4. Kriegsfolgen und Konsequenzen des Zweiten Punischen Krieges: Untersuchung der weitreichenden politischen Auswirkungen des Kriegsendes und der Etablierung Roms als Vormacht im westlichen Mittelmeer.
5. Ausblick: Zusammenfassende Betrachtung der neuen Machtverhältnisse zwischen Rom und Karthago sowie der langfristigen politischen Verschiebungen.
Schlüsselwörter
Zweiter Punischer Krieg, Hannibal, Rom, Karthago, Barkiden, Sagunt, Alpenüberquerung, Schlacht von Cannae, Schlacht bei Zama, Scipio, Polybios, Livius, Kriegsschuld, Diplomatie, Machtpolitik.
Häufig gestellte Fragen
Worum geht es in dieser wissenschaftlichen Arbeit?
Die Arbeit bietet eine fundierte Analyse des Zweiten Punischen Krieges, wobei der Fokus sowohl auf den komplexen Ursachen als auch auf dem militärischen und strategischen Verlauf liegt.
Was sind die zentralen Themenfelder?
Zentral sind der Aufstieg der Barkiden in Spanien, die umstrittene Kriegsschuldfrage, Hannibals Feldzüge in Italien und die strategischen Gegenmaßnahmen Roms.
Welches ist das primäre Ziel der Arbeit?
Das Hauptziel ist es, die historischen Ereignisse durch eine kritische Auseinandersetzung mit antiken Quellen wie Polybios und Livius in ihrem Kontext verständlich zu machen und die Forschungskontroversen aufzuzeigen.
Welche wissenschaftliche Methode wird verwendet?
Die Autorin nutzt eine historisch-analytische Methode, die sich auf die Auswertung existierender Fachliteratur und antiker historiographischer Quellen stützt.
Was wird im Hauptteil behandelt?
Der Hauptteil gliedert sich in die Vorgeschichte mit diplomatischen Verträgen, den eigentlichen Kriegsverlauf mit zentralen Schlachten wie Cannae sowie die Strategien beider Mächte nach der Schlacht.
Welche Begriffe charakterisieren die Arbeit?

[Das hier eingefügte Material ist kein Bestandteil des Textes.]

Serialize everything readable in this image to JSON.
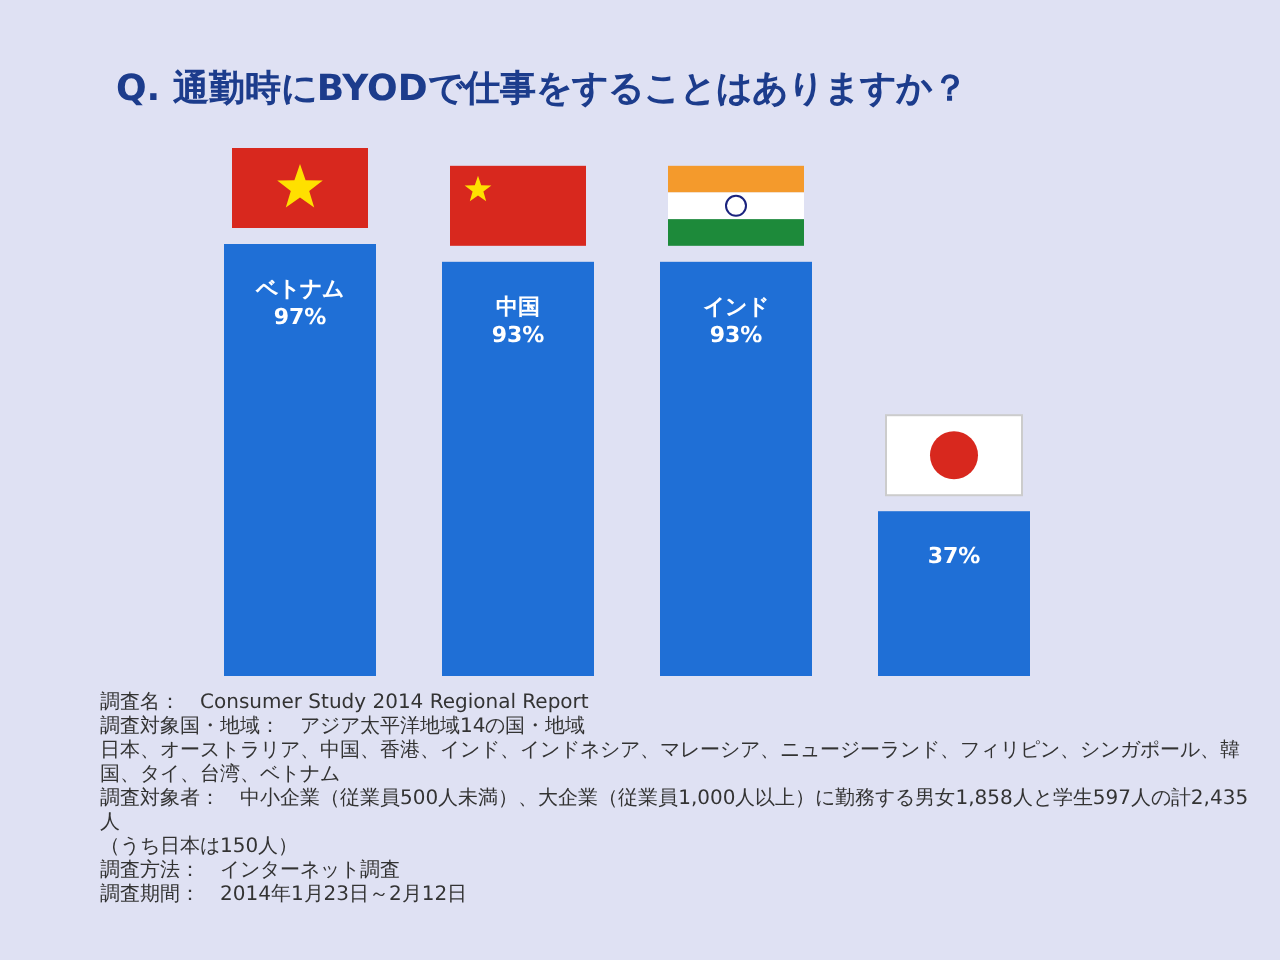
{
  "chart_data": {
    "type": "bar",
    "title": "Q. 通勤時にBYODで仕事をすることはありますか？",
    "categories": [
      "ベトナム",
      "中国",
      "インド",
      null
    ],
    "values": [
      97,
      93,
      93,
      37
    ],
    "value_labels": [
      "97%",
      "93%",
      "93%",
      "37%"
    ],
    "color": "#1f6fd6",
    "annotations": [
      "調査名：　Consumer Study 2014 Regional Report",
      "調査対象国・地域：　アジア太平洋地域14の国・地域",
      "日本、オーストラリア、中国、香港、インド、インドネシア、マレーシア、ニュージーランド、フィリピン、シンガポール、韓国、タイ、台湾、ベトナム",
      "調査対象者：　中小企業（従業員500人未満）、大企業（従業員1,000人以上）に勤務する男女1,858人と学生597人の計2,435人",
      "（うち日本は150人）",
      "調査方法：　インターネット調査",
      "調査期間：　2014年1月23日～2月12日"
    ]
  }
}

Die Arbeit wird durch Begriffe wie Machtpolitik, Bündnissysteme, Kriegsschuld und strategische Kriegsführung geprägt.
Welche Rolle spielt die Eroberung Sagunts?
Sagunt wird als der entscheidende Auslöser für den Krieg diskutiert, wobei die Arbeit kritisch hinterfragt, inwieweit es sich um ein echtes römisches Bündnis oder lediglich um einen Vorwand handelte.
Warum wird Hannibals Nichtangriff auf Rom nach Cannae so intensiv diskutiert?
Dies ist ein zentraler Streitpunkt der Forschung, da hier die strategischen Absichten Hannibals – totale Vernichtung oder politische Schwächung Roms – sowie seine militärischen Kapazitäten abgewogen werden.